郝希夢打了招呼,然後關切地問道:“那個居民現在怎麽樣了?”
吳冕吸了口氣,像是要把心中所有的怨氣擠出一般。他沒有詳細敘述改號風波,隻簡單說了張柏松的症狀、以及需要住院的情況。
聽了這些,郝希夢在電話另一端安慰道:“看病就是這樣,有時一天看不完,尤其是在需要詳細檢查的情況下。”
吳冕應了一聲,感覺心裡舒坦多了。郝希夢的聲音雖然平淡,說出的話也沒有什麽特別的,但他聽了之後卻感覺安心不少。兩人又聊了幾句之後,就掛斷了電話。
時間已經5點多了,吳冕又給蘇主任打電話,簡單說明了一下眼前的情況,邊說邊往門診檢查室那邊走去。主任聽完情況,叮囑吳冕將張柏松安頓好後,沒什麽狀況,就可以先下班了。

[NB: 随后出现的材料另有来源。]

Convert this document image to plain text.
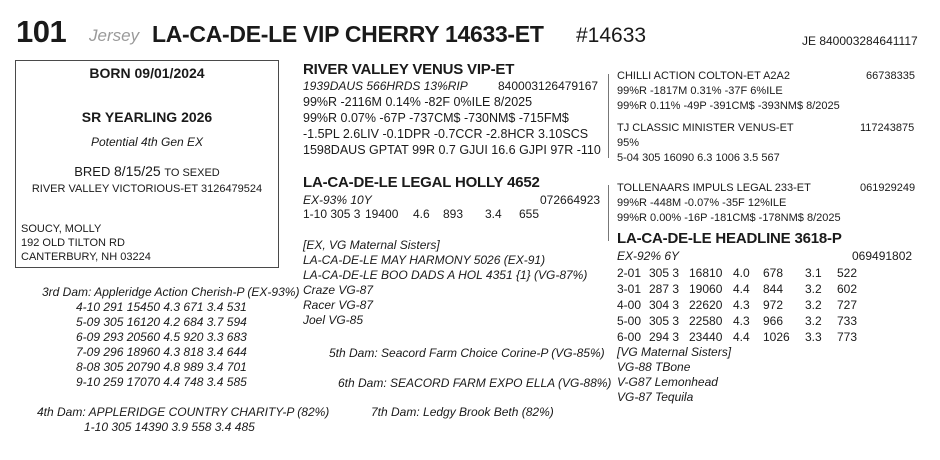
101 Jersey LA-CA-DE-LE VIP CHERRY 14633-ET #14633	JE 840003284641117
BORN 09/01/2024
SR YEARLING 2026
Potential 4th Gen EX
BRED 8/15/25 TO SEXED
RIVER VALLEY VICTORIOUS-ET 3126479524
SOUCY, MOLLY
192 OLD TILTON RD
CANTERBURY, NH 03224
RIVER VALLEY VENUS VIP-ET
1939DAUS 566HRDS 13%RIP	840003126479167
99%R -2116M 0.14% -82F 0%ILE 8/2025
99%R 0.07% -67P -737CM$ -730NM$ -715FM$
-1.5PL 2.6LIV -0.1DPR -0.7CCR -2.8HCR 3.10SCS
1598DAUS GPTAT 99R 0.7 GJUI 16.6 GJPI 97R -110
CHILLI ACTION COLTON-ET A2A2	66738335
99%R -1817M 0.31% -37F 6%ILE
99%R 0.11% -49P -391CM$ -393NM$ 8/2025
TJ CLASSIC MINISTER VENUS-ET	117243875
95%
5-04 305 16090 6.3 1006 3.5 567
LA-CA-DE-LE LEGAL HOLLY 4652
EX-93% 10Y	072664923
1-10 305 3 19400 4.6 893 3.4 655
[EX, VG Maternal Sisters]
LA-CA-DE-LE MAY HARMONY 5026 (EX-91)
LA-CA-DE-LE BOO DADS A HOL 4351 {1} (VG-87%)
Craze VG-87
Racer VG-87
Joel VG-85
TOLLENAARS IMPULS LEGAL 233-ET	061929249
99%R -448M -0.07% -35F 12%ILE
99%R 0.00% -16P -181CM$ -178NM$ 8/2025
LA-CA-DE-LE HEADLINE 3618-P
EX-92% 6Y	069491802
2-01 305 3 16810 4.0 678 3.1 522
3-01 287 3 19060 4.4 844 3.2 602
4-00 304 3 22620 4.3 972 3.2 727
5-00 305 3 22580 4.3 966 3.2 733
6-00 294 3 23440 4.4 1026 3.3 773
[VG Maternal Sisters]
VG-88 TBone
V-G87 Lemonhead
VG-87 Tequila
3rd Dam: Appleridge Action Cherish-P (EX-93%)
4-10 291 15450 4.3 671 3.4 531
5-09 305 16120 4.2 684 3.7 594
6-09 293 20560 4.5 920 3.3 683
7-09 296 18960 4.3 818 3.4 644
8-08 305 20790 4.8 989 3.4 701
9-10 259 17070 4.4 748 3.4 585
4th Dam: APPLERIDGE COUNTRY CHARITY-P (82%)
1-10 305 14390 3.9 558 3.4 485
5th Dam: Seacord Farm Choice Corine-P (VG-85%)
6th Dam: SEACORD FARM EXPO ELLA (VG-88%)
7th Dam: Ledgy Brook Beth (82%)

吳冕隨口答應下來,走進走廊,見張柏松已經做完了檢查,正和袁靜一起坐在椅子上休息。他走過去,對那兩人說道:“張哥,袁姐,住院手續我已經辦好了。時間不早了,我們先去吃點飯,然後我在這裡陪著張哥,袁姐回家拿點生活用品吧。”
“好的,謝謝你了,小吳。”張柏松和袁靜異口同聲,都對吳冕表達了謝意。
之後就按吳冕安排的那樣,等袁靜取來東西,一切辦妥,都已經快9點了。
吳冕拖著沉重的腳步回了家,自從入職社區後,這還是他第一次加班,無論身心都感到了異常疲憊。他洗了個澡,直接撲到床上,才感覺狀態好了一些。
他想起今天的波折,
拿出手機,又給郝希夢發了條微信語音:郝護士,看來陪診也不是那麽好乾的…… 是的,陪診的確不好乾。作為陪診的第三方,吳冕現在已經深刻地體會到了夾在醫患之間的難處,也明白了當初陪診師馬師傅拒絕帶李大爺看病時的心情了。
吳冕又嘟囔了幾句,恍惚間似乎聽到手機響了起來。不過他感覺太累了,剛拿起電話,就沉沉地睡了過去。他這覺直睡到天亮,迷迷糊糊地拿起手機,看了一眼,然後瞬間驚醒,雙眼發直地喊了一聲:“我去,昨天沒上鬧鈴!”
吳冕迅速洗漱,顧不得吃早飯,換好衣服就從家裡跑了出去。他向舒春園跑去,先給袁靜打電話,詢問了一下情況,然後想起早上好像看到了未接來電,再一看,發現是郝希夢昨晚打來的電話,於是立即回撥了過去。
在聽筒裡傳來鈴聲的同時,前方也傳來了電話鈴聲,吳冕抬頭向前望去,看到舒春園的側門門口,正站著一個熟悉的身影。 是郝希夢,他掛斷電話,感覺心情一下子大好,都忘了上班要遲到的事,只顧眉開眼笑地跑了過去:“郝護士,你怎麽在這兒?”
郝希夢沒有回答,隻摘掉右手的棉手套,從裡面抽出一個塑料袋,遞到了吳冕的臉前。
女孩的鼻尖有些微紅,這個袋子裡卻還冒著熱氣,吳冕接過一看,是“大餅夾一切”。香氣瞬間撲過來,肚子裡突然咕嚕叫了一聲,他舔了下嘴唇,條件反射地咽了下口水,眼睛卻露出了小心翼翼的試探:“郝護士,這個?”
“這不是你要的嗎?昨晚發微信,先說‘陪診不好乾’,然後又說‘大餅夾一切真好吃’……”郝希夢故作不悅地翻了一眼,然後拿出手機,播放了吳冕昨晚發的微信語音。
他果然留了兩條語音,在說完大餅好吃後,好像還吧唧了兩下嘴。吳冕聽了,立起眉毛,感覺十分驚異,順手打開微信,又聽了一遍,頓時又感覺臉頰發燙。
昨晚說完第一句之後,他就感覺迷迷糊糊的,要睡著了,應該就是那個時候又發了第二條語音。吳冕尷尬地咧嘴一笑,連忙要給郝希夢發紅包:“郝護士,這套多少錢?我轉給你!”
“不用了。”郝希夢卻轉身,向舒春園裡面走去,“今天我休息,在我媽家待著。要是需要我跟你去看看昨天住院的人,就直接給我打電話。”
吳冕聽後,雙眼一亮,重重地點了下頭,跟了上去。肚子裡又是一陣咕嚕聲,他嘿嘿一笑,張大嘴,狠狠地咬了一口大餅,然後像小倉鼠一樣,鼓著腮幫子,咀嚼了起來。